Besides this is a machine for desktop applications and WoW, he can take that extra $25 dollars you suggested in using for a cooler and put that into and even better GPU which is the clear bottleneck in this system.

So instead of getting a midrange 8xxx, he could get a midrange 9xxx.
This way he doesnt have to stay below $50... and focus on the component that would provide him with the better increase in whats needed as opposed to the 2% increase in simple desktop applications :biggrin:



Just gotta check though, since apparently with you, overclocking cures everything including cancer...

Yeah, that is what I said. Or maybe I said this....

A cheap thing to do in order to increase performance is get an aftermarket cooler and overclock your Q6600
I did not say he should do it instead of buying a better GPU. I did not make any claims to curing cancer. It will give gains in many areas with little effort and cash. I also did not say a 300MHz overclock. 400-600. With a 25% overclock there will be noticeable gains in performance in many applications. Simple aplications like Exel would see about 15% performance increase, WinRar over 10%, Photoshop about 15%, Movie maker about 15%, and a multitude of other applications. It would also be a huge boost for any anti virus software, and improve most other applications by about 15%.
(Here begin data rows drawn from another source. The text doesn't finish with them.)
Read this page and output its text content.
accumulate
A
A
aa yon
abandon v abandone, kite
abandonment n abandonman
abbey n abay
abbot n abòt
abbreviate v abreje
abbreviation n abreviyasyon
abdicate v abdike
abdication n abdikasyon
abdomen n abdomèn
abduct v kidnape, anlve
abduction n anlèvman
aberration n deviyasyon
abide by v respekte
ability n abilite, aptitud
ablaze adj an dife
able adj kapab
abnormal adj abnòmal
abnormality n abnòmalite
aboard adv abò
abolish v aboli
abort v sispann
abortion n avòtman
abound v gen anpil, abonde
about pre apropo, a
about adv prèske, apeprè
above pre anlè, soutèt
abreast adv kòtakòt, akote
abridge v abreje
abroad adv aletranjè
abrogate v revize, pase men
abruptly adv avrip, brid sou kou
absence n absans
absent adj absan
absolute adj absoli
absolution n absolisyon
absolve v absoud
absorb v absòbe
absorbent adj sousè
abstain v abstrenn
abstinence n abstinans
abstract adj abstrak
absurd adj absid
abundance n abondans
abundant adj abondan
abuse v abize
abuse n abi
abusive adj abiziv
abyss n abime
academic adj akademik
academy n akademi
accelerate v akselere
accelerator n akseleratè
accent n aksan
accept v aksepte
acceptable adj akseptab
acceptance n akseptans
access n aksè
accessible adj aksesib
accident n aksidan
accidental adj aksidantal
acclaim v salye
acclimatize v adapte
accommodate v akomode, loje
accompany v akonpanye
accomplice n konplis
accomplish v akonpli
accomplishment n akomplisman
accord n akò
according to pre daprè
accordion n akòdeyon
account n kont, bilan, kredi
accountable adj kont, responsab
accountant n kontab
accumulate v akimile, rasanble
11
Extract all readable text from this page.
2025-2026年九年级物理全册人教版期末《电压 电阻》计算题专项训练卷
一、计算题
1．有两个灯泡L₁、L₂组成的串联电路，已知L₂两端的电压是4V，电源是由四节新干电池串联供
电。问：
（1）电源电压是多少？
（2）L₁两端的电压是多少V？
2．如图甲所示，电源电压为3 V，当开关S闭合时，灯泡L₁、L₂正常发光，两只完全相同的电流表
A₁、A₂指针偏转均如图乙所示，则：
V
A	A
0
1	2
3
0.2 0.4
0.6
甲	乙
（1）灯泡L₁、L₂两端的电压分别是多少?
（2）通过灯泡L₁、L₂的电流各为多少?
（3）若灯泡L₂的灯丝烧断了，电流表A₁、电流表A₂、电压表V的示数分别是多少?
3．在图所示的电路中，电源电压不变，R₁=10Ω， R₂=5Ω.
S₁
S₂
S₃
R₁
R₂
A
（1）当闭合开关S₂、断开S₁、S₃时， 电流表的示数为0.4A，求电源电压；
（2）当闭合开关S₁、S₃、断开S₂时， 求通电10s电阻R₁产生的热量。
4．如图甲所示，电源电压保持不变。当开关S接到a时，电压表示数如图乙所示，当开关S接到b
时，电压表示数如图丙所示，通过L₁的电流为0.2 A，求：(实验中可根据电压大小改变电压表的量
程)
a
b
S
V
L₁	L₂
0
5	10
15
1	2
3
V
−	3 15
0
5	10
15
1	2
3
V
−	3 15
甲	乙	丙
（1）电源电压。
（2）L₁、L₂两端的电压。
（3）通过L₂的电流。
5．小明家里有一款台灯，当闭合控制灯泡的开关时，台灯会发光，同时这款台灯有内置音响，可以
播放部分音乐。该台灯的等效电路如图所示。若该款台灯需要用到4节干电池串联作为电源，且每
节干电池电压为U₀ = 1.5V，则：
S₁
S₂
You made stuff up stuff I never said, and then found fault in claims I never made. Congrats.

Edit: Here you go. Just found this. I was off on some applications, but actually to the conservative end.

tabelle_q6600_oc.gif


Hmm, almost 19% increase for a 25% overclock. Thanks for trying to prove something I never said wrong, and then being wrong in what you say.

Overclocking Yields 25% Performance Increase - Review Tom's Hardware : Overclocking: Dual- vs. Quad-Core CPUs

Note, they did use a 8800 GTX which is pretty powerful so the gaming gains would not be as large as compared to using 8500GT or 9600GT or other lower end video card (but will see gains from overclock the better video card he gets, and a 9600GT is not that far off from a 8800GTX). Yet the other applications will see similar increases in performance.

In other words, a cheap thing to do in order to increase performance is get an aftermarket cooler and overclock your Q6600. Hmm, something tells me I already said that.